Her pazar sabahı sabırla babasını beklerdi yetimhanenin kapısında, gelmeyecek bir adamı. Yıllar sonra bir genç kız olduğunda geçinmek için dikiş dikti, geceleri kabarede şarkılar söyledi: “Qui qu’a vu Coco?” Tanınmak istedi hep, ablasını asla geride bırakmayı düşünmedi. Şarkılarını Paris’e beraber duyurmak istedi. Ablasının aşka olan saf inancı ile yolun yarısında yalnız kaldı. Daha fazla kalmadı o küçük kasabada, Paris’e yakın olması gerekiyordu.

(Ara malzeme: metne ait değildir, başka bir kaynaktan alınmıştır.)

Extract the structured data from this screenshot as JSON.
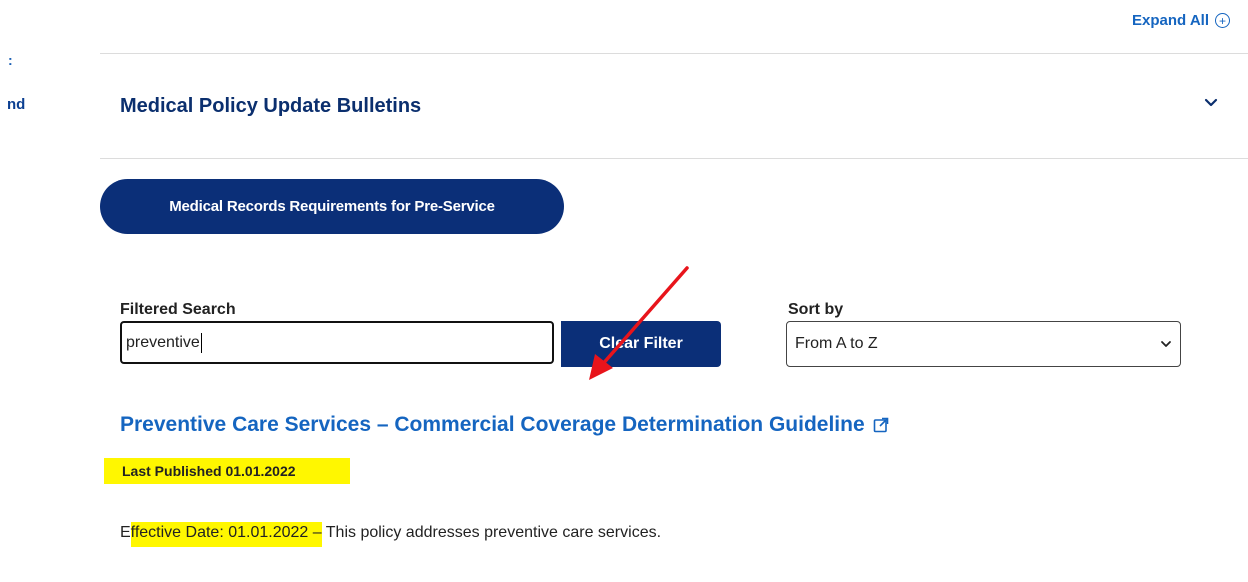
{
  "nav_fragments": {
    "top": ":",
    "bottom": "nd"
  },
  "header": {
    "expand_all_label": "Expand All",
    "expand_icon": "plus-circle-icon"
  },
  "accordion": {
    "title": "Medical Policy Update Bulletins",
    "chevron_icon": "chevron-down-icon"
  },
  "pill_button": {
    "label": "Medical Records Requirements for Pre-Service"
  },
  "filter": {
    "label": "Filtered Search",
    "value": "preventive",
    "clear_label": "Clear Filter"
  },
  "sort": {
    "label": "Sort by",
    "selected": "From A to Z"
  },
  "result": {
    "title": "Preventive Care Services – Commercial Coverage Determination Guideline",
    "link_icon": "external-link-icon",
    "last_published": "Last Published 01.01.2022",
    "effective_prefix": "E",
    "effective_highlight": "ffective Date: 01.01.2022 –",
    "effective_rest": " This policy addresses preventive care services."
  },
  "colors": {
    "brand_navy": "#0b2f78",
    "link_blue": "#1565c0",
    "highlight_yellow": "#fff700",
    "annotation_red": "#e8141b"
  }
}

Başkasının evinde, aşağılanarak, başkalarından saklanarak yaşadı. Kendini ezdirmedi, insanlara kim olduğunu gösterdi. Tarzı farklıydı, şapkalarında tüy yoktu. Korse giyerek kendini sıkmıyor, pantolon ile özgürce geziniyordu. Kimdi bu kız? Şapkaları beğenilmeye başlandı, kendinden konuşturmaya. Yeniden yollara düşmeyi koydu aklına. Gidemedi, döndü hep. Aşık oldu delilerce, sevildi de bir o kadar. Ama asla evlenmedi. Artık içindeki özgür kadını daha fazla durduramadı, şapkaları ile kendinden konuşturmaya başladı. Paris’in tanınır tasarımcısı oldu, o artık bir ünlüydü. O artık Gabrielle Coco Chanel’di.
“Coco avant Chanel” yani “Chanel’den önce Coco“, 2009 yapımı bir film. Filmin IMDB puanı 6,7. Bazı olay geçişleri o kadar belirsiz ki, filmin takibini zorlaştırıyor. Coco Chanel’e hayat veren oyuncu, çoğunluğumuzun “Amélie” ile tanıdığı Audrey Tautou. Oyunculuğu için yapabileceğim tek yorum, mükemmel olduğu. Saçlarının uzunluğu ve bakımsızlığı, makyajı hatta kaşları ile tam bir Coco var karşımızda. Chanel’in koyu renkler, maskülenlik ve keskin çizgiler içeren kıyafetleri içinde Chanel’e dönüşümünü izliyorsunuz. Daha bakımlı, daha güzel ama hep farklı.
“Bonne Channe Coco”
Filmin başlarında hiç sevilmese de, Coco’nun en yakını haline dönüşecek Étienne Balsan kurmuştu bu cümleyi. “Bol şans Coco”, bir daha görmeyeceğini düşündüğü bir kadına vedaydı. Coco kendi şansını kendi yarattı.
Hayat istediğimiz şeyleri bize gümüş tepside sunmaz, eğer sınırlarımızın dışını arzuluyorsak o sınırları yıkmalıyız. Coco genç bir kadından bir dünya markasına dönüşürken, bunu kendine olan güveni ve hayallerine duyduğu arzu ile başardı. Son sahnesine kadar izlemeye değer bir filmdi.